Which brings it to its next exotic destination: at the Globe Theatre in Regina. Winnipeg-based director Robb Paterson is helming the production with Jennifer Lyon playing the titular role originated by Lambert. It’s easily the most laconic character in the show — a woman charged with the care of a bride-to-be who’s too drunk for the job. When I speak with Lyon and Paterson, they’re still early in the rehearsal stage, and Lyon is working through her characterization of the chaperone.

“Basically, I’m taking whatever influence I’ve had in my life from watching all my comedy heroes,” she says. “The other day Kathleen Turner came out of my voice — and I was doing this sort of mid-Atlantic thing, but it was like a man,” she says. “Kathleen Turner had shown up.”

Paterson says part of the virtue of the show — and what has made it such a huge hit — is the full use of its 13-member cast.

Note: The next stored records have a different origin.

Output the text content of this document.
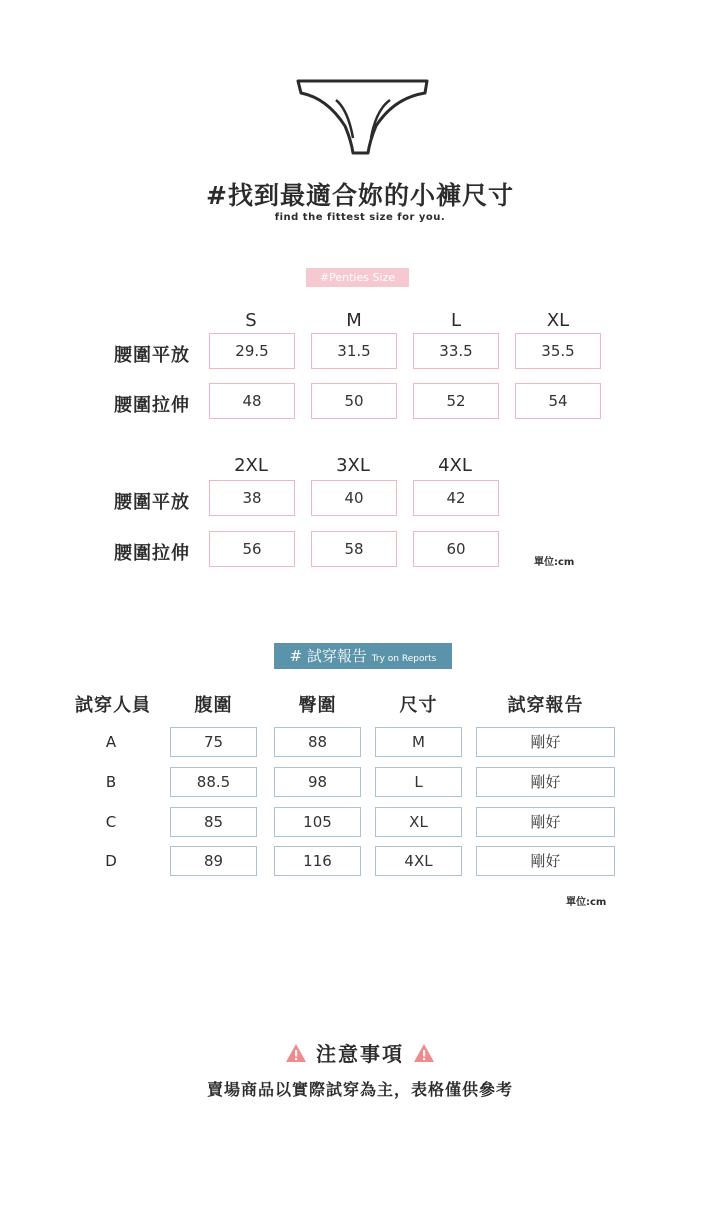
#找到最適合妳的小褲尺寸
find the fittest size for you.
#Penties Size
S	M	L	XL
腰圍平放	29.5	31.5	33.5	35.5
腰圍拉伸	48	50	52	54
2XL	3XL	4XL
腰圍平放	38	40	42
腰圍拉伸	56	58	60
單位:cm
# 試穿報告 Try on Reports
試穿人員	腹圍	臀圍	尺寸	試穿報告
A	75	88	M	剛好
B	88.5	98	L	剛好
C	85	105	XL	剛好
D	89	116	4XL	剛好
單位:cm
注意事項
賣場商品以實際試穿為主，表格僅供參考
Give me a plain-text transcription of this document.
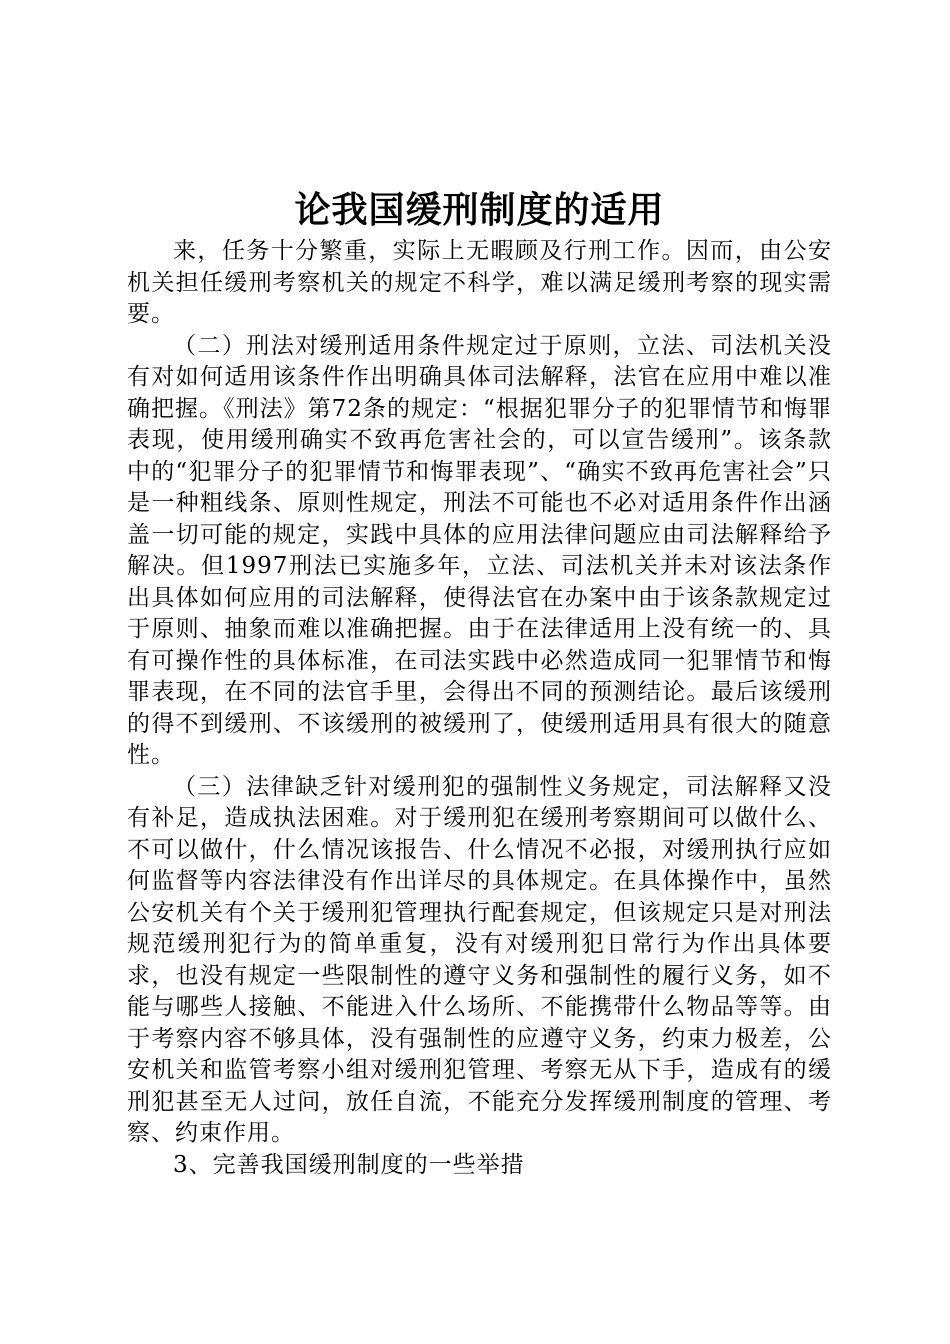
论我国缓刑制度的适用

来，任务十分繁重，实际上无暇顾及行刑工作。因而，由公安机关担任缓刑考察机关的规定不科学，难以满足缓刑考察的现实需要。

（二）刑法对缓刑适用条件规定过于原则，立法、司法机关没有对如何适用该条件作出明确具体司法解释，法官在应用中难以准确把握。《刑法》第72条的规定：“根据犯罪分子的犯罪情节和悔罪表现，使用缓刑确实不致再危害社会的，可以宣告缓刑”。该条款中的“犯罪分子的犯罪情节和悔罪表现”、“确实不致再危害社会”只是一种粗线条、原则性规定，刑法不可能也不必对适用条件作出涵盖一切可能的规定，实践中具体的应用法律问题应由司法解释给予解决。但1997刑法已实施多年，立法、司法机关并未对该法条作出具体如何应用的司法解释，使得法官在办案中由于该条款规定过于原则、抽象而难以准确把握。由于在法律适用上没有统一的、具有可操作性的具体标准，在司法实践中必然造成同一犯罪情节和悔罪表现，在不同的法官手里，会得出不同的预测结论。最后该缓刑的得不到缓刑、不该缓刑的被缓刑了，使缓刑适用具有很大的随意性。

（三）法律缺乏针对缓刑犯的强制性义务规定，司法解释又没有补足，造成执法困难。对于缓刑犯在缓刑考察期间可以做什么、不可以做什，什么情况该报告、什么情况不必报，对缓刑执行应如何监督等内容法律没有作出详尽的具体规定。在具体操作中，虽然公安机关有个关于缓刑犯管理执行配套规定，但该规定只是对刑法规范缓刑犯行为的简单重复，没有对缓刑犯日常行为作出具体要求，也没有规定一些限制性的遵守义务和强制性的履行义务，如不能与哪些人接触、不能进入什么场所、不能携带什么物品等等。由于考察内容不够具体，没有强制性的应遵守义务，约束力极差，公安机关和监管考察小组对缓刑犯管理、考察无从下手，造成有的缓刑犯甚至无人过问，放任自流，不能充分发挥缓刑制度的管理、考察、约束作用。

3、完善我国缓刑制度的一些举措
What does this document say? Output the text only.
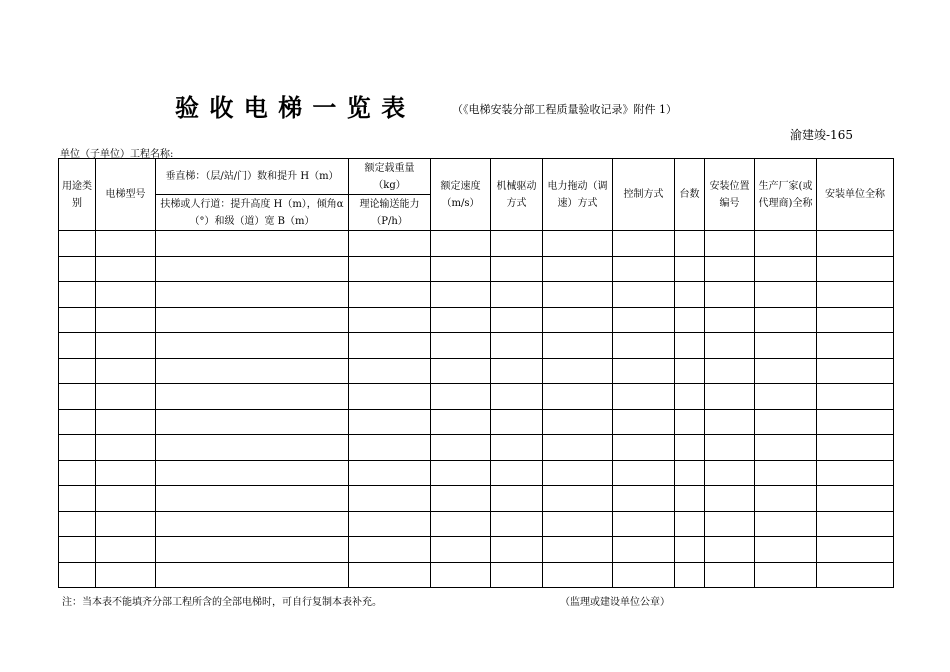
验 收 电 梯 一 览 表	（《电梯安装分部工程质量验收记录》附件 1）
渝建竣-165
单位（子单位）工程名称:
用途类别	电梯型号	垂直梯：（层/站/门）数和提升 H（m）	额定载重量（kg）	额定速度（m/s）	机械驱动方式	电力拖动（调速）方式	控制方式	台数	安装位置编号	生产厂家(或代理商)全称	安装单位全称
		扶梯或人行道：提升高度 H（m），倾角α（°）和级（道）宽 B（m）	理论输送能力（P/h）								

注：当本表不能填齐分部工程所含的全部电梯时，可自行复制本表补充。	（监理或建设单位公章）
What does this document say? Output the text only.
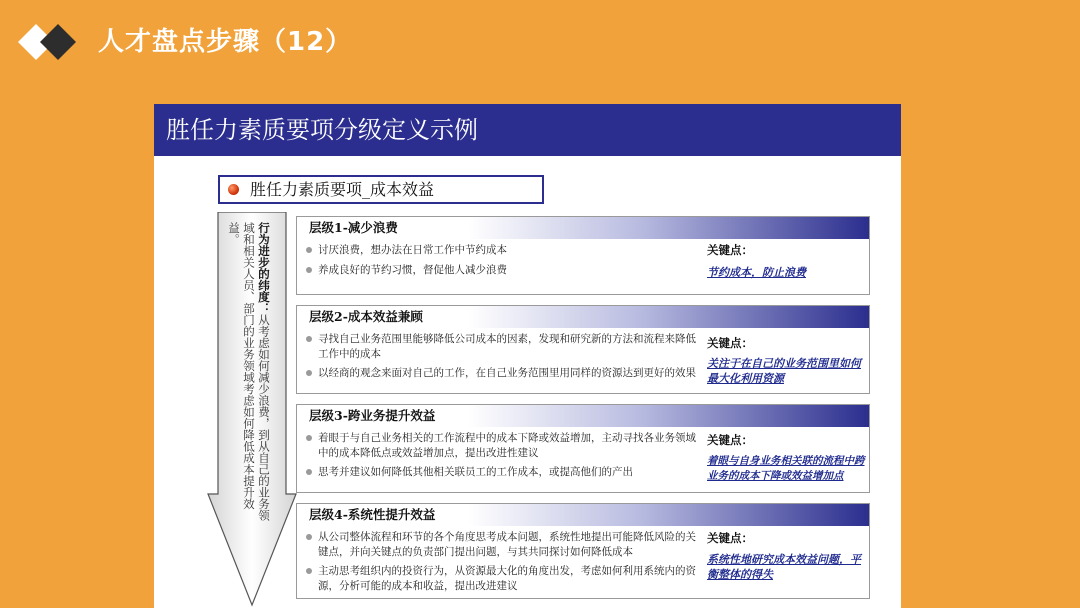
人才盘点步骤（12）
胜任力素质要项分级定义示例
胜任力素质要项_成本效益
行为进步的纬度：从考虑如何减少浪费，到从自己的业务领域和相关人员、部门的业务领域考虑如何降低成本提升效益。	层级1-减少浪费
讨厌浪费，想办法在日常工作中节约成本
养成良好的节约习惯，督促他人减少浪费
关键点：
节约成本，防止浪费
层级2-成本效益兼顾
寻找自己业务范围里能够降低公司成本的因素，发现和研究新的方法和流程来降低工作中的成本
以经商的观念来面对自己的工作，在自己业务范围里用同样的资源达到更好的效果
关键点：
关注于在自己的业务范围里如何最大化利用资源
层级3-跨业务提升效益
着眼于与自己业务相关的工作流程中的成本下降或效益增加，主动寻找各业务领域中的成本降低点或效益增加点，提出改进性建议
思考并建议如何降低其他相关联员工的工作成本，或提高他们的产出
关键点：
着眼与自身业务相关联的流程中跨业务的成本下降或效益增加点
层级4-系统性提升效益
从公司整体流程和环节的各个角度思考成本问题，系统性地提出可能降低风险的关键点，并向关键点的负责部门提出问题，与其共同探讨如何降低成本
主动思考组织内的投资行为，从资源最大化的角度出发，考虑如何利用系统内的资源，分析可能的成本和收益，提出改进建议
关键点：
系统性地研究成本效益问题，平衡整体的得失
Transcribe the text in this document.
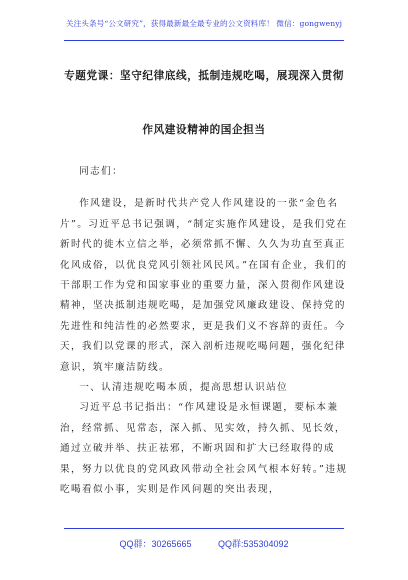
关注头条号“公文研究”，获得最新最全最专业的公文资料库！ 微信：gongwenyj
专题党课：坚守纪律底线，抵制违规吃喝，展现深入贯彻
作风建设精神的国企担当

同志们：

作风建设，是新时代共产党人作风建设的一张“金色名片”。习近平总书记强调，“制定实施作风建设，是我们党在新时代的徙木立信之举，必须常抓不懈、久久为功直至真正化风成俗，以优良党风引领社风民风。”在国有企业，我们的干部职工作为党和国家事业的重要力量，深入贯彻作风建设精神，坚决抵制违规吃喝，是加强党风廉政建设、保持党的先进性和纯洁性的必然要求，更是我们义不容辞的责任。今天，我们以党课的形式，深入剖析违规吃喝问题，强化纪律意识，筑牢廉洁防线。

一、认清违规吃喝本质，提高思想认识站位

习近平总书记指出：“作风建设是永恒课题，要标本兼治，经常抓、见常态，深入抓、见实效，持久抓、见长效，通过立破并举、扶正祛邪，不断巩固和扩大已经取得的成果，努力以优良的党风政风带动全社会风气根本好转。”违规吃喝看似小事，实则是作风问题的突出表现，

QQ群：30265665	QQ群:535304092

“Everyone gets their moment to shine,” he says. “It’s every ‘type’ you can think of in musical comedy. There’s a grande-dame, there’s a flakey show-girl, there are two wise-cracking gangsters. There’s tap dancing, soft shoe, spit-takes, melodrama, a love story – forget about it! It’s the best!”

Most of all, it’s hysterically funny. In many ways, The Drowsy Chaperone is a musical to end all musicals: If you like musicals, you’re going to love it, because it celebrates all the traditions of the musical theatre. But even if you hate musicals, you’re going to love it — because it sends up a lot of the genre’s more irksome elements in clever and funny ways.

“It’s sort of designed for people who are frustrated by musicals,” Lambert says. “It basically examines the experience of watching a musical, so if you don’t like them, it helps you understand why. And if you do like them, it helps you understand why. At least that was our intention.”

It’s the play that changed Lambert’s life. When we speak, she’s taken a break from a read-through of a first draft of Miss Pettigrew Lives For A Day — a musical adaptation she’s working on with Greg Morrison. Winning a Tony Award has, understandably, made it a lot easier for a Lambert to make her way in the world.

“It’s a great calling card. Especially since I’m living in New York now and there’s so much respect for the Tony Awards. Like, people will introduce me: ‘She’s a Tony award winner’. Like it’s a definition of me. It used to be ‘Lisa Lambert — she writes singing telegrams,’” she says. “It’s sort of replaced that now.”